Georges s’est mis à rire parce que William était devenu soudain très théâtral.

— Écoute, William, lui a-t-il répondu, je suis d’accord avec toi sur tout. Mais si je suis honnête, je n’ai jamais subi d’acte antisémite. Ni à l’école, ni dans mon travail.

William a posé ses bras sur son ventre. Il n’en revenait pas d’une telle idiotie prononcée par son cousin. En souriant, sûr de son effet, il a demandé à Georges :

— Ah bon, tu es vraiment sûr ?

— Oui, a confirmé Georges. J’en suis sûr.

— Tu veux dire que tu ne t’es jamais interrogé sur ce qui t’est arrivé, l’année de ta bar-mitsva ?

Soudain Georges a compris l’allusion de son cousin.

— Ok ok… a concédé Georges dans un geste de contrition qui montrait qu’il s’avouait vaincu. Je me trouvais à l’intérieur de la synagogue, le soir de l’attentat de la rue Copernic.

— Si c’est pas un acte antisémite ! a crié William en se levant.

Sa chaise est tombée en arrière, on aurait dit une pièce de théâtre que se jouaient les deux cousins.

— Oui, c’était le 3 octobre 1980, quelques mois après ma bar-mitsva, j’étais encore dans l’élan de ferveur du judaïsme. Une des rares périodes de ma vie où j’allais très régulièrement à la synagogue…

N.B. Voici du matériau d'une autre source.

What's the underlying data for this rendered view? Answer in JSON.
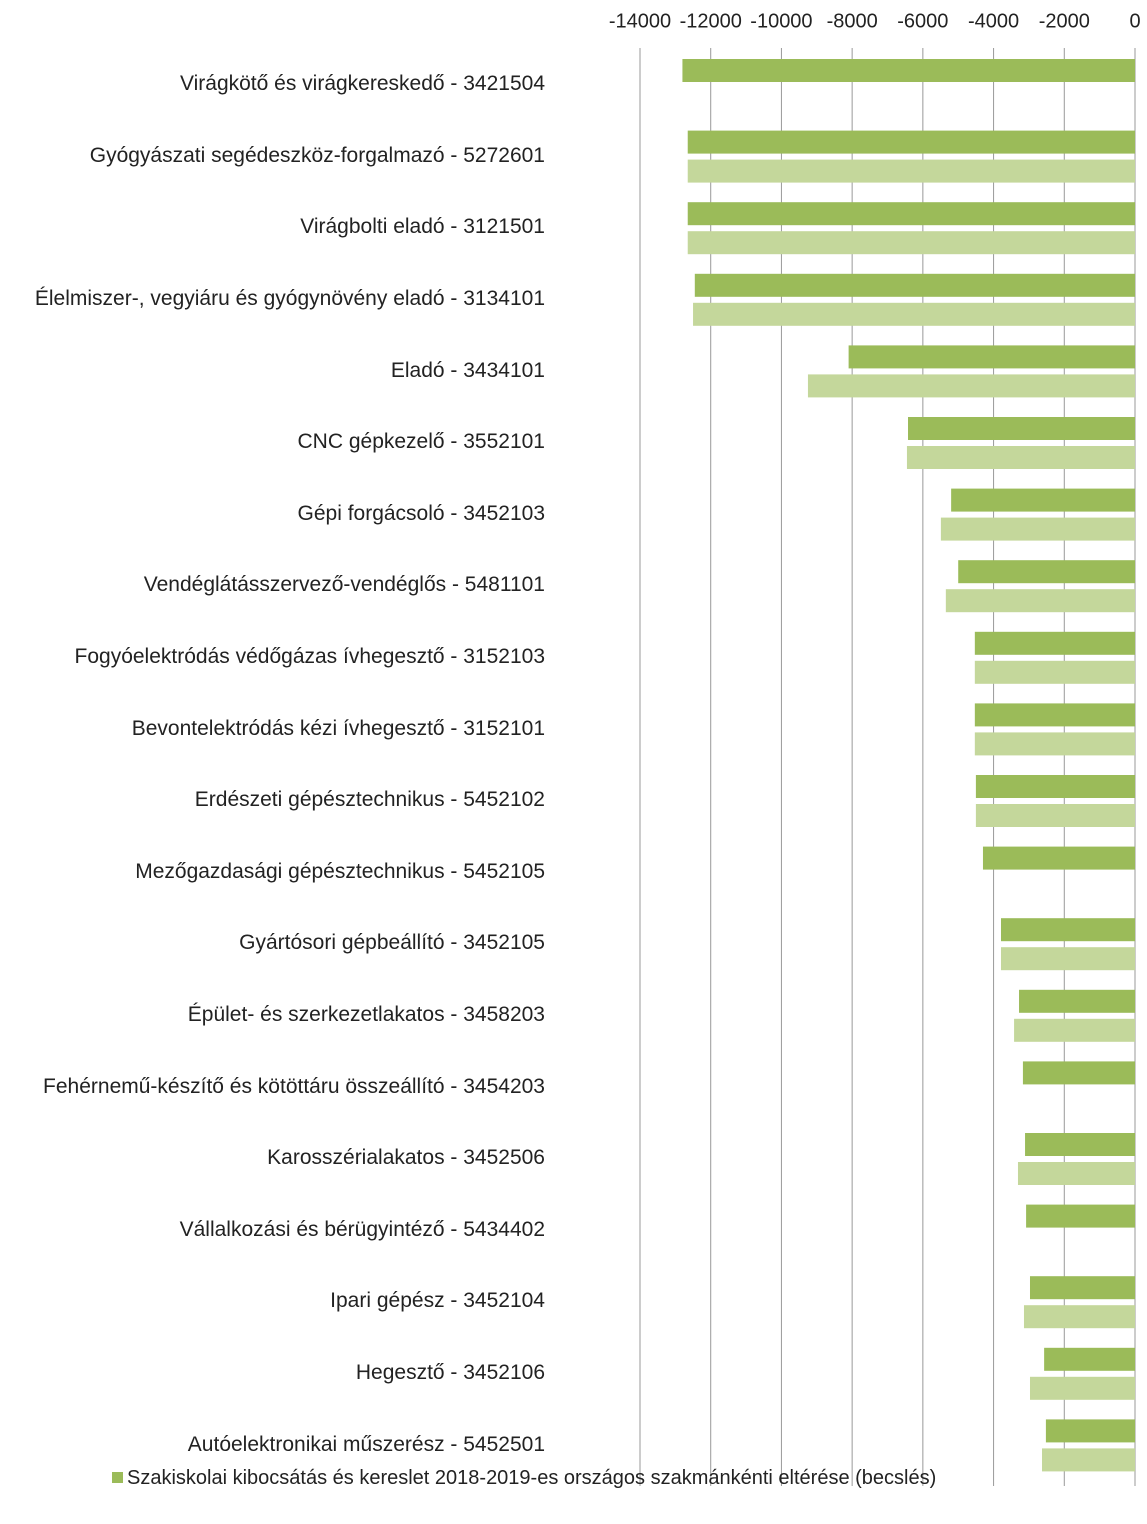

— Pardon de t’interrompre, a dit William, mais je voudrais préciser une chose à mon fils : la date avait été choisie pour célébrer la nuit du 3 octobre 1941, où six synagogues avaient été attaquées dans Paris ! Dont Copernic.

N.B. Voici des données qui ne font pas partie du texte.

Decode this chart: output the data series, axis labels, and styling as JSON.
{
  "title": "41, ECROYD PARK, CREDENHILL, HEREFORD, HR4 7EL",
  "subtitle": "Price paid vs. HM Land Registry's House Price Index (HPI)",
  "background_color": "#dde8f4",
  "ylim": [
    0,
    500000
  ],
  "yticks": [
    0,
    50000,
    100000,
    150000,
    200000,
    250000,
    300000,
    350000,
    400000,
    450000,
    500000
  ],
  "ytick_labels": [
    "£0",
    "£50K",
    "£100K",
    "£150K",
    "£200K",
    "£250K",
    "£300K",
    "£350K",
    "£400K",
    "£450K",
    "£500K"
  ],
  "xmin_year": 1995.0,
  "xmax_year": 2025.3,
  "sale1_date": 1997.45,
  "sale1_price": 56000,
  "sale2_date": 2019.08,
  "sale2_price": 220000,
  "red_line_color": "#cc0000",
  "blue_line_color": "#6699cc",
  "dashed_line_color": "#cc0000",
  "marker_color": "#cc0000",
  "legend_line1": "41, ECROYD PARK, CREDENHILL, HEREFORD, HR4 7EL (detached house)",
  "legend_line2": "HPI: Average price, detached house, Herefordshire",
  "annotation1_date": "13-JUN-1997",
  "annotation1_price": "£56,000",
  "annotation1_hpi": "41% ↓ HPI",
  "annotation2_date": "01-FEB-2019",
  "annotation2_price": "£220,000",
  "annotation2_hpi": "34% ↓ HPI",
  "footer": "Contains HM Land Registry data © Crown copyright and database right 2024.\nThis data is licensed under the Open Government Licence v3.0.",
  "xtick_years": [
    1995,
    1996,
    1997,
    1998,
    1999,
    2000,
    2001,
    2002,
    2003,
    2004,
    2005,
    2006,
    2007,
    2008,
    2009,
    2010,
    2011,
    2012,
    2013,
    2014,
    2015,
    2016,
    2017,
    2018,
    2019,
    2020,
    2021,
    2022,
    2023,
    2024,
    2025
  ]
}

— C’était l’office du vendredi soir, la synagogue était pleine, j’étais en train de prier avec ma sœur. Une dizaine de minutes avant la fin de l’office, pendant le Adon 'olam asher… la bombe a explosé. On a entendu une déflagration. Les vitraux sont tombés sur quelques membres de la communauté. Le rabbin nous a rapidement fait sortir par-derrière. Avec ma sœur, nous avons vu des voitures en feu. Nous avons pris sur la gauche jusqu’à l’avenue Kléber où nous avons attrapé notre bus. En arrivant à la maison, on a retrouvé Irène, notre nounou, qui regardait les actualités régionales sur FR3. Ils venaient d’annoncer l’attentat. Elle a tout de suite réalisé que nous avions échappé à un immense danger.